Watch for key changes from the previous descriptions
Note any new elements or developments
Identify if this is a transition moment or continuation

Step 2: Document Your Frame
Follow this structure for your notes:

Setting/Scene (if changed from previous)

Only describe if there's a notable change from previous frames
Include any new environmental details


Action/Movement

What is happening in this specific moment?
Focus on motion and changes
Note the direction of movement
Describe gestures or expressions


New Information

Document any new objects, people, or text that appears
Note any changes in audio described in previous frames
Record any new dialogue or text shown


Continuity Points

Connect your observations to previous notes
Highlight how this frame advances the narrative
Note if something mentioned in previous frames is no longer visible


Writing Guidelines

Use present tense
Be specific and concise
Avoid interpretation - stick to what you can see
Use clear transitional phrases to connect to previous descriptions
Include timestamp if available

{prompt}

Format Your Notes As:

Frame [X] If there are no existing frames you are Frame 0, otherwise you're the next frame
[Your observations following the structure above]

Key continuation points:
- [List 2-3 elements that the next viewer should particularly watch for]

2. Video Reconstruction Prompt

File: video_analyzer/prompts/frame_analysis/describe.txt

This prompt is used in the final stage to synthesize all frame analyses ({FRAME_NOTES}) and the audio transcript ({TRANSCRIPT}) into a single video summary.

Video Summary Instructions
Available Materials
Frame 1 of the video (viewable)

Available Materials
Complete set of chronological frame descriptions from all previous viewers

{FRAME_NOTES}

Video Transcript

{TRANSCRIPT}


Your Task
You are synthesizing multiple frame descriptions into a cohesive video summary.
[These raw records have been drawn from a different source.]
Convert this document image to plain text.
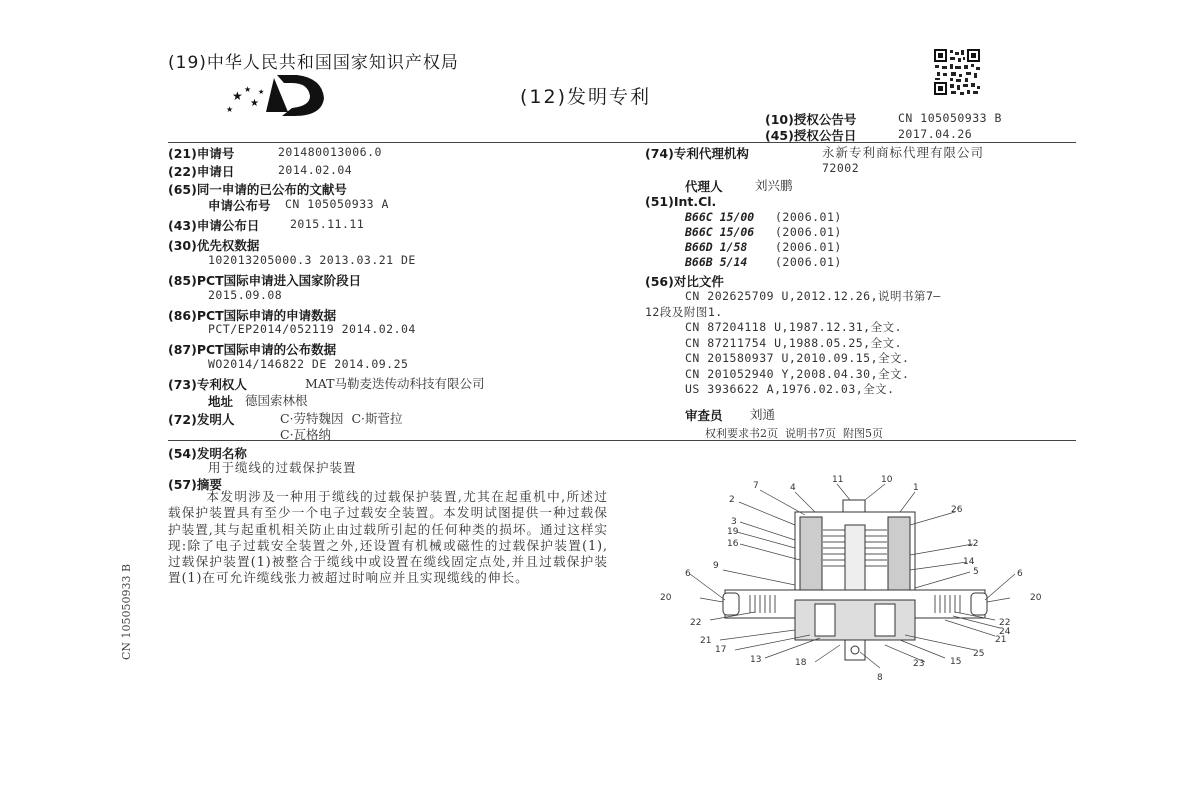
(19)中华人民共和国国家知识产权局
★ ★
★
★
★
(12)发明专利
(10)授权公告号	CN 105050933 B
(45)授权公告日	2017.04.26
(21)申请号	201480013006.0
(22)申请日	2014.02.04
(65)同一申请的已公布的文献号
申请公布号 CN 105050933 A
(43)申请公布日	2015.11.11
(30)优先权数据
102013205000.3 2013.03.21 DE
(85)PCT国际申请进入国家阶段日
2015.09.08
(86)PCT国际申请的申请数据
PCT/EP2014/052119 2014.02.04
(87)PCT国际申请的公布数据
WO2014/146822 DE 2014.09.25
(73)专利权人	MAT马勒麦迭传动科技有限公司
地址 德国索林根
(72)发明人	C·劳特魏因  C·斯菅拉
C·瓦格纳
(74)专利代理机构	永新专利商标代理有限公司
72002
代理人	刘兴鹏
(51)Int.Cl.
B66C 15/00 (2006.01)
B66C 15/06 (2006.01)
B66D 1/58 (2006.01)
B66B 5/14 (2006.01)
(56)对比文件
CN 202625709 U,2012.12.26,说明书第7—
12段及附图1.
CN 87204118 U,1987.12.31,全文.
CN 87211754 U,1988.05.25,全文.
CN 201580937 U,2010.09.15,全文.
CN 201052940 Y,2008.04.30,全文.
US 3936622 A,1976.02.03,全文.
审查员 刘通
权利要求书2页  说明书7页  附图5页
(54)发明名称
用于缆线的过载保护装置
(57)摘要
本发明涉及一种用于缆线的过载保护装置,尤其在起重机中,所述过载保护装置具有至少一个电子过载安全装置。本发明试图提供一种过载保护装置,其与起重机相关防止由过载所引起的任何种类的损坏。通过这样实现:除了电子过载安全装置之外,还设置有机械或磁性的过载保护装置(1),过载保护装置(1)被整合于缆线中或设置在缆线固定点处,并且过载保护装置(1)在可允许缆线张力被超过时响应并且实现缆线的伸长。
CN 105050933 B
7	4
11	10
1
2
26
3
19
16	12
14
9
5
6	6
20	20
22	22
24
21	21
17
13	18	23	15
25
8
You have access to the first frame and detailed notes about all subsequent frames.
Step 1: Review Process

First Frame Analysis

Study your available frame in detail
Note opening composition, characters, and setting
Identify the initial tone and context


Notes Review

Read through all frame descriptions chronologically
Mark key transitions and major developments
Identify narrative patterns and themes
Note any inconsistencies or gaps in descriptions


Step 2: Synthesis Guidelines
Create your summary following this structure:

Opening Description

Begin with what you can directly verify from your frame
Establish the initial setting, characters, and situation


Narrative Development

Build the story chronologically
Connect scenes and transitions naturally
Maintain consistent character descriptions
Track significant object movements and changes
Include relevant audio elements mentioned in notes


Technical Elements

Note camera movements described
Include editing transitions
Reference significant visual effects
Mention notable lighting or composition changes


Writing Style Guidelines

Write in present tense
Use clear, active voice
Maintain objective descriptions
Avoid speculation beyond provided notes
Include specific details that build credibility
Connect scenes with smooth transitions
Maintain consistent tone throughout

Quality Check
Before submitting, verify:

The summary flows naturally
No contradictions exist between sections
All major elements from notes are included
The narrative is coherent for someone who hasn't seen the video
Technical terms are used correctly
The opening matches your viewed frame
Transitions between described frames feel natural

{prompt}

Format Your Summary As:

VIDEO SUMMARY
Duration: [if provided in notes]

[Opening paragraph - based on your viewed frame]

[Main body - chronological progression from notes]

[Closing observations - final state/resolution]

Note: This summary is based on direct observation of the first frame combined with detailed notes from subsequent frames.